243. Bu âyeti kerime, insanları tahammüle sevketmektedir, ve takdir edilen şeylere aykırı hareketlerin, sahiplerine fâide vermeyeceğine işarette bulunmaktadır. Rivayete göre israiloğullarından bir gurup ki, sayıları on bin veya otuz bin veya daha fazla idi, taun hastalığından korkarak yurtlarını terketmişlerdi veyahut bunları hükümdarları cihada davet etmişti, bunlar ise öleceklerinden korkarak firar etmişlerdi. Cenabı Hak ise bunları öldürdü, seksen gün veya daha ziyâde ölü olarak kaldılar, sonra peygamberleri, Hızkıl aleyhisselâm'ın duasiyle bunlar yeniden hayat buldular. İşte Cenab-ı Hak buyuruyor ki: (Görmedin mi) yani görmüş gibi şu garip hâdiseden haberdar olmadın mı (o kimseleri ki, onlar binlerce kişi oldukları halde ölümden kaçınarak) bulaşıcı bir hastalıktan veya savaşa iştirakten korkup (yurtlarından çıktılar) başka bir yere can attılar. (Allah Teâlâ ise onlara ölünüz diye emretti) onların ölmelerini irade buyurdu, onlar da derhal öldüler. Firarları kendilerine fâide vermedi. Fakat Cenab-ı Hak, kudret ve hikmetini bütün insanlığa göstermek için (sonra da onları diriltti) onlara ilâhî kudretinin yüceliğini anlattı, onlara bir ibret dersi verdi, Allah'ın kazasından kaçınmaya imkân bulunmadığını anlattı. (Şüphe yok ki. Allah Teâlâ insanlar hakkında ikram) ve kerem (sahibidir). Bütün emirleri ve yasakları onların hakkında sırf hayırdır. Artık onlar bunun şükrünü yerine getirmeye çalışmalı değil midirler?. (Fakat insanların pek çokları şükretmezler.) Bu şükür görevini ifaya koşmazlar. Böyle bir durum ise bir nankörlük alametidir. Velhâsıl: Bu hâdise, öldükten sonra dirilmenin vukuuna dair bir ilâhî delildir, insanları uyanmaya davete bir vesiledir. Yapılması gereken bir cihada iştiraktan kaçınmanın uygun olamıyacağına dâir bir delildir. 244. Ve Allah yolunda muharebede bulunun ve biliniz ki. Allah Teâlâ semidir, âlimdir.

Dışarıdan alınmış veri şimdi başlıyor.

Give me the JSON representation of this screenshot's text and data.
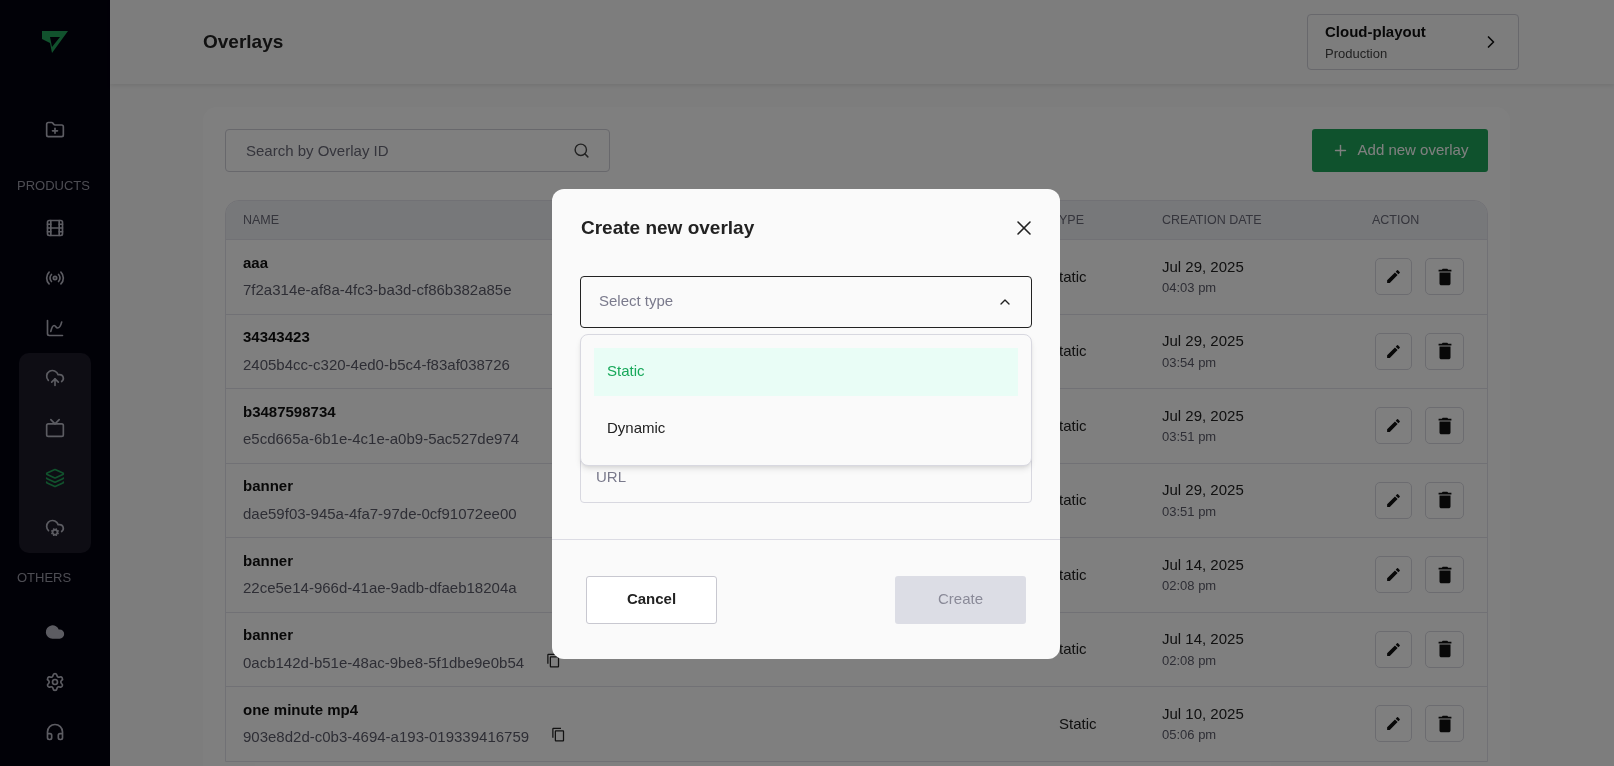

244.     Bu âyeti kerime, hak yolundaki cihâdın lüzumunu, ehemmiyetini bildirmektedir. Buyrulmuş oluyor ki: Ey müslümanlar!. Hak'ka tevekkül ediniz. (Ve Allah yolunda muharebede bulunun) tâki, dine hizmet etmiş ve Allah'ın dinini yüceltmeye çalışmış olasınız. (Ve biliniz ki Allah Teâlâ semidir) cihada koşanların da, ondan kaçanların da sözlerini işitir ve Hak Tealâ (alimdir.) Hepinizin hallerini, gönülle rinde kileri bilir, ona göre mükâfat ve ceza verir.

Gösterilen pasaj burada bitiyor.